What interests you about these figures from Sumerian mythology, Dumuzi & Inanna? Is there something about their story that is particularly relevant to the present day reader?

They seem a long way away, right? What’s that ancient couple got to do with us? Their stories live on in museums, on musty tablets & cylinder seals. I suggested to a class recently, it’s other people’s beliefs that look like myths – your own look to you like axioms. Space & time aren’t myths, right? They’re facts, verified by science. But if Benjamin Whorf got Hopi verb tenses even roughly right, not every culture sees the future as an expanse spreading out from the present wholly apart from mental action. Space time & causality are myth for us: they arrange a world.

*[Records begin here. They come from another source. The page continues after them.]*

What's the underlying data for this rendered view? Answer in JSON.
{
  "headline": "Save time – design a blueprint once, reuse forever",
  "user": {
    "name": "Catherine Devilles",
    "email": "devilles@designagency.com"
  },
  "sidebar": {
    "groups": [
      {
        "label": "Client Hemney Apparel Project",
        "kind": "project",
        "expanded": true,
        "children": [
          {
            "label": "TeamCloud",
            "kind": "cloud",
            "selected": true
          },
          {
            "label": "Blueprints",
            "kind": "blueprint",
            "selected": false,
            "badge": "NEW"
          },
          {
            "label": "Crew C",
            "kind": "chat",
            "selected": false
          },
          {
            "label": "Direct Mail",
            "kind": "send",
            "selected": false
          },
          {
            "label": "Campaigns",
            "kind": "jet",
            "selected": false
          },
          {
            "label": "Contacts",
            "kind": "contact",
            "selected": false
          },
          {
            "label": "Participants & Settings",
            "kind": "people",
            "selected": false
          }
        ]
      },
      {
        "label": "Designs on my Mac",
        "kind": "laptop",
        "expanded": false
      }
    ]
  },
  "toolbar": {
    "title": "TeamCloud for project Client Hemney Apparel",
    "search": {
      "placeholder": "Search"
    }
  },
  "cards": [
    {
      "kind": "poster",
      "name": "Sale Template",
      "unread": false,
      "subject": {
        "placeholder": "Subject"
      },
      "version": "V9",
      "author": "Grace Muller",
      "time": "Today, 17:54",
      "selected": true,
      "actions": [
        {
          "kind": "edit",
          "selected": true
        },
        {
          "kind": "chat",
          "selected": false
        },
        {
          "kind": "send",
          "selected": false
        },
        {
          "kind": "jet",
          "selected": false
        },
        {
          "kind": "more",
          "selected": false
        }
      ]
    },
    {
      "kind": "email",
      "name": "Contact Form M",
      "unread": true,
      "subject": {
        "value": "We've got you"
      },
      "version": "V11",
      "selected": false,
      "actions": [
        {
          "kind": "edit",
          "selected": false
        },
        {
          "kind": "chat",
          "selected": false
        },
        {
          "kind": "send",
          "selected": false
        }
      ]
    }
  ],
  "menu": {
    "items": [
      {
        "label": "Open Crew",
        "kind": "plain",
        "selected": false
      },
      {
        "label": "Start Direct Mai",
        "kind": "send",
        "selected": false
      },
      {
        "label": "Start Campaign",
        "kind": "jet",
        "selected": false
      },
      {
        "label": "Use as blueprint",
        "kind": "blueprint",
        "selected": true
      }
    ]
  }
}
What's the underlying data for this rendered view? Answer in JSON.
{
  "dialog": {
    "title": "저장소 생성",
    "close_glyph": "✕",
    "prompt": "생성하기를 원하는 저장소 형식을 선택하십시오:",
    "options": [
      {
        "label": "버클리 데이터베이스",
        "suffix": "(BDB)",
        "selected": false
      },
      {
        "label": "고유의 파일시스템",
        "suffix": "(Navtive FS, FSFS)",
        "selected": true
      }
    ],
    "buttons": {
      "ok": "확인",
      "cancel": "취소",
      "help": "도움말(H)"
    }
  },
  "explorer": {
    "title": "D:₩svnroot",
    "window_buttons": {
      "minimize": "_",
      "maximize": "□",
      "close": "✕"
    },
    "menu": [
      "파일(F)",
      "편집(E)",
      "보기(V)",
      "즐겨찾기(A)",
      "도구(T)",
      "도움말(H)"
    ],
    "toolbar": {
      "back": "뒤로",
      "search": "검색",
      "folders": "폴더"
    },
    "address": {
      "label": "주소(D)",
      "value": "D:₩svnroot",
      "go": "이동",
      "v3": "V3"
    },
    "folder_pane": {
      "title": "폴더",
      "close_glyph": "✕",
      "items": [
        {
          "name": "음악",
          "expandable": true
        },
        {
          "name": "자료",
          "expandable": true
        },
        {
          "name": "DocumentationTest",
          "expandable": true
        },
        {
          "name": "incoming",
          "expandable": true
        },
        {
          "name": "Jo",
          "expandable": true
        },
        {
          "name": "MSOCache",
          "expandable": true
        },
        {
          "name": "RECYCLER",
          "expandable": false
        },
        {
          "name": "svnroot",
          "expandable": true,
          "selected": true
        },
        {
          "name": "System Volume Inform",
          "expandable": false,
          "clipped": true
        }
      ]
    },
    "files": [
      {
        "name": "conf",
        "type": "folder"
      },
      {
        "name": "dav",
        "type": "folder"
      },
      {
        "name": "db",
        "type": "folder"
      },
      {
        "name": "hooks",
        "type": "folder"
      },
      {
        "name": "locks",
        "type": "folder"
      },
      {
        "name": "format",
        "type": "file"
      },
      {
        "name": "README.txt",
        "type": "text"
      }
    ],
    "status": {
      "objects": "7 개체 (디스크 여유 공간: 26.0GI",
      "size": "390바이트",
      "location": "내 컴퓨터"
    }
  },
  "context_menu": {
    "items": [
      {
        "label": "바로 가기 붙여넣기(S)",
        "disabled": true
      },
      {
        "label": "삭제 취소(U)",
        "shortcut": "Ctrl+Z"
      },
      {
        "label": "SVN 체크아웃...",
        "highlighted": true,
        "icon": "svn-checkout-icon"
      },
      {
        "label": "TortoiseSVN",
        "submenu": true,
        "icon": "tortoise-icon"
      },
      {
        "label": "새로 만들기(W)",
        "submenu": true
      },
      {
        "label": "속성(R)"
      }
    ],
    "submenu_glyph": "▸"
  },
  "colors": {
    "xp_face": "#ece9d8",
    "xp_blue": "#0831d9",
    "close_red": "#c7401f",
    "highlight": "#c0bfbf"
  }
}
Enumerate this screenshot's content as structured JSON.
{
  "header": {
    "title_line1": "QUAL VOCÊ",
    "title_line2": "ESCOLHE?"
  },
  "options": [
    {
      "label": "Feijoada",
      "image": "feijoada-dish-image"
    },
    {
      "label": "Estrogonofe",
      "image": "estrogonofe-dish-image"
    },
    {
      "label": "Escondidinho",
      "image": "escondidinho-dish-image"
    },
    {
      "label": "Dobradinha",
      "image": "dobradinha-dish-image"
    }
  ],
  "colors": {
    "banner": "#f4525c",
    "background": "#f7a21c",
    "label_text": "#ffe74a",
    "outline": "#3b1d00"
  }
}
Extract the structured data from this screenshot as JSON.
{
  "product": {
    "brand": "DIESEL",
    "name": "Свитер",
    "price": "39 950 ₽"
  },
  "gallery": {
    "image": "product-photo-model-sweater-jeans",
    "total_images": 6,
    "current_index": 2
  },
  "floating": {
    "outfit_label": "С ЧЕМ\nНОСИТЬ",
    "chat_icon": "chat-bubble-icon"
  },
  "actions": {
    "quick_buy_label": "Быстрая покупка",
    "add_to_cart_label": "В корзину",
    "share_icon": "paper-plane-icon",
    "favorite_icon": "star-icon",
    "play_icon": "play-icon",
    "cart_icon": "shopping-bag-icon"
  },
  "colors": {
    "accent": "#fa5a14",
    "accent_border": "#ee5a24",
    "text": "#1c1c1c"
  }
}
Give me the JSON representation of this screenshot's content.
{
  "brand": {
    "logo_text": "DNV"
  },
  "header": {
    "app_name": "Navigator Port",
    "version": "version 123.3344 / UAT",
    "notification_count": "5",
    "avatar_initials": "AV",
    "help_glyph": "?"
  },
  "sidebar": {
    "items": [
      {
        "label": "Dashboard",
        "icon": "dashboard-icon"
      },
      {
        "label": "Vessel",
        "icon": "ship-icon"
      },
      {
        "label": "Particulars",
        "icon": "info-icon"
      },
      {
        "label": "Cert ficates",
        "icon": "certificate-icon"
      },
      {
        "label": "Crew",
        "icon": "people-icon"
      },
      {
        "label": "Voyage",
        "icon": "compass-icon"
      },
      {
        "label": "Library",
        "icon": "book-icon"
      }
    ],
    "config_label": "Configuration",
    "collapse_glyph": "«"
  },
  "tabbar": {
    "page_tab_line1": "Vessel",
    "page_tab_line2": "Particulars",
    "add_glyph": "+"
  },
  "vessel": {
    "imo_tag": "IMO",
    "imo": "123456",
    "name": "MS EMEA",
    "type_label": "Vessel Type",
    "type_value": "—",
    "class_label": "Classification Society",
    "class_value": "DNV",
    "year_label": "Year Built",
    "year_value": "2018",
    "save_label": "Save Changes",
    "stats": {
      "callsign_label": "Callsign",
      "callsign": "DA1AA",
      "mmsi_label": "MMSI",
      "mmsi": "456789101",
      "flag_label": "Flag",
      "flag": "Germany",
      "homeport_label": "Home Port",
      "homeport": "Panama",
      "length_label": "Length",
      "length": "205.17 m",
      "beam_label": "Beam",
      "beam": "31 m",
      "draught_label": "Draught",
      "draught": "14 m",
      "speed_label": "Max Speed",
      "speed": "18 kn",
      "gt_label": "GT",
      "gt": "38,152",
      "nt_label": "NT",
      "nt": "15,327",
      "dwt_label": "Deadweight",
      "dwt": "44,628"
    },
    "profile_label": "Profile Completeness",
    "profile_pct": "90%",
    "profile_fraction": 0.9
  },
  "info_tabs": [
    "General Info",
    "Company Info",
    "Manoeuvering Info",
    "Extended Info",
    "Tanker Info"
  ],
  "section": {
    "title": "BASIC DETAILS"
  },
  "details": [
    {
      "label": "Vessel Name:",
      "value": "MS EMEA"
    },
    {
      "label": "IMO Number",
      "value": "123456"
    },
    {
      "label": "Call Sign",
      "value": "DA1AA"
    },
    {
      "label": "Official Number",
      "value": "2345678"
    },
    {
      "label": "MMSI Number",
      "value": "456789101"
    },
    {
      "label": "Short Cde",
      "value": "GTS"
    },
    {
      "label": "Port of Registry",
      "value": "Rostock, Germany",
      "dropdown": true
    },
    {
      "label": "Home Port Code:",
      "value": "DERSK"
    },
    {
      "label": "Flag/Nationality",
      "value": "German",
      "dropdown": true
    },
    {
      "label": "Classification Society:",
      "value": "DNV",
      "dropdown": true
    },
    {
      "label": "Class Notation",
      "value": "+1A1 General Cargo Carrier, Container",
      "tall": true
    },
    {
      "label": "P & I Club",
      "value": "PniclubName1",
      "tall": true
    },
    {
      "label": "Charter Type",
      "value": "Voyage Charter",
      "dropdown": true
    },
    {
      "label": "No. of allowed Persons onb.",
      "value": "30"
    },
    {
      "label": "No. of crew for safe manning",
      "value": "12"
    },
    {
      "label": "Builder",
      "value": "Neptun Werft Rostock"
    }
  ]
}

A myth is a form of mind, often a story form, that has worked for some group of persons to make, on earth, of earth, a world. Myth is psychic terraforming. I’m writing with my voice, and it’s funny how Apple’s dictation software turns “myth” to math, mess, Matt, met, Ms. As if Apple wanted to get free of myth, and trying to, made materials for a new myth. I wanted in Dumuzi, which Apple calls And Get Amusing, to touch on the currency of myth. Dumuzi, wistful, curious, inept, persistent, horny, beaten down by his demons & not down for good, is just me. Inanna, his lover, sending him to hell, mourning him, in some versions rescuing him, is me too. A myth is a story you find more of yourself than you knew of in. And of the world. By currency I also mean money. Dumuzi & Inanna begin in suchness. (Apple: Do news he Andy Nonna begin in suction us.) They are to each other meanings that can’t be sold off. And the story of their going, one then the other, to Hell, is the story of their fall into commodity. Wild grasses become fields of cultivated grain. The grain is cut down & goes to market. Eating the bread, you eat a god. In time grain becomes a unit of measure: in England 7,000 of them made a pound. And no one needs me to say how Inanna’s daughters have been made commodities by a look. Dumuzi & Inanna fall into the exchange whose present end is capitalism. (Those who describe the benevolence of capital in circulation are recounting a myth.) The insight myth, language & money share is that everything is inter­changeable. For a god, that’s the notion that anything can be anything else. For a salesman, it’s how anything can be had for something else. The capitalist gesture, in whose shadow Dumuzi cannot not be read, is a faltering reach for a spiritual fact. The book is, too.

Can you talk a bit about the book’s form, such as the use of word grids & the use of illustrations built up from a single scrap of an envelope?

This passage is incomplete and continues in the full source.